A comparative analysis of miRNA expression in human lung epithelial cells during infection with influenza virus and RNAse treatment

Abstract

The influenza virus is capable of causing an acute respiratory infection that affects 5 to 20% of the human population annually. The spread of the influenza virus epidemic occurs within a short period of time due to its high contagiousness. In addition, the annual circulation of the virus among livestock and waterfowl increases for new strains a risk of zoonotic transmission to human populations with unestablished yet immunity. In addition, several high virulence pandemic strains have emerged in the past, and the threat of a new pandemic strain is constantly present. The identification of the physiological and molecular aspects related to influenza A can help developing therapeutic approaches to lower side effects associated with the disease caused by this virus. The RNA profile in human cells changes after exposure to influenza virus. Currently, scientists have been increasingly paying attention to study of microRNAs capable of regulating gene expression. Thus, microRNAs may play a critical role in a wide range of biological processes and have been previously shown to be important effectors in multilayered host-pathogen interplay. The study of the quantitative and qualitative miRNA composition is an important tool for diagnosing and treating various diseases at an early stage. The aim of this work is to analyze the microRNA profile for investigating an effect of influenza A (H1N1) virus on human lung epithelial adenocarcinoma cells.

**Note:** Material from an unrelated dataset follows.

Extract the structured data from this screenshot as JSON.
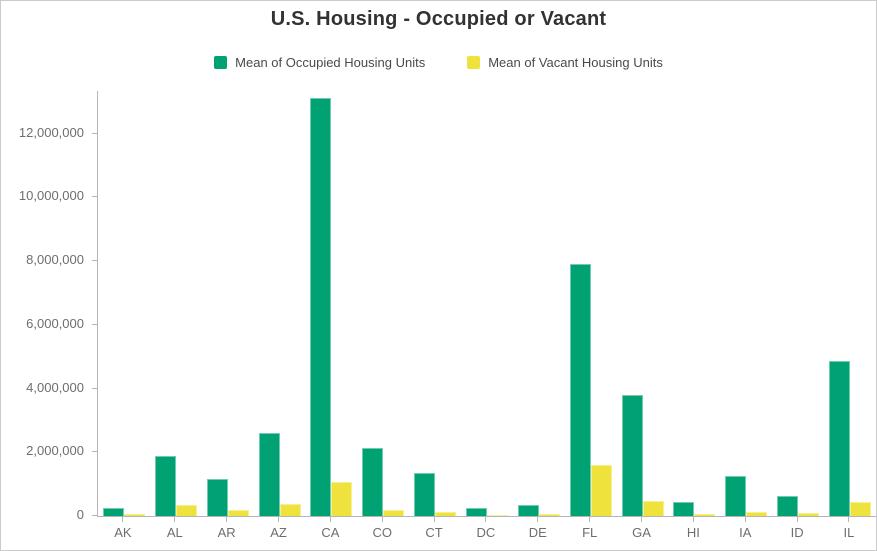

The microRNA fraction was isolated by using phenol-chloroform extraction and analyzed with high-throughput sequencing on the SOLiD 550xl wildfire platform using bioinformatic methods. The study examined 129 mature microRNAs from uninfected cells treated with Bacillus pumilus RNAse as well as cells infected with the influenza A (H1N1) virus. It was found that uninfected cells treated with RNase contained 2-fold more different microRNAs that can participate in suppressing carcinogenesis. The peak expression in influenza virus-infected cells is observed for miR-6884-5p. For cells treated with RNase, the peak expression is observed for miR-3923 that was higher by 400-fold than in cells infected with the influenza virus. We hypothesize that intact viruses or their intracellular components are able to alter cellular metabolism by skewing it to decreased resistance to carcinogenesis processes.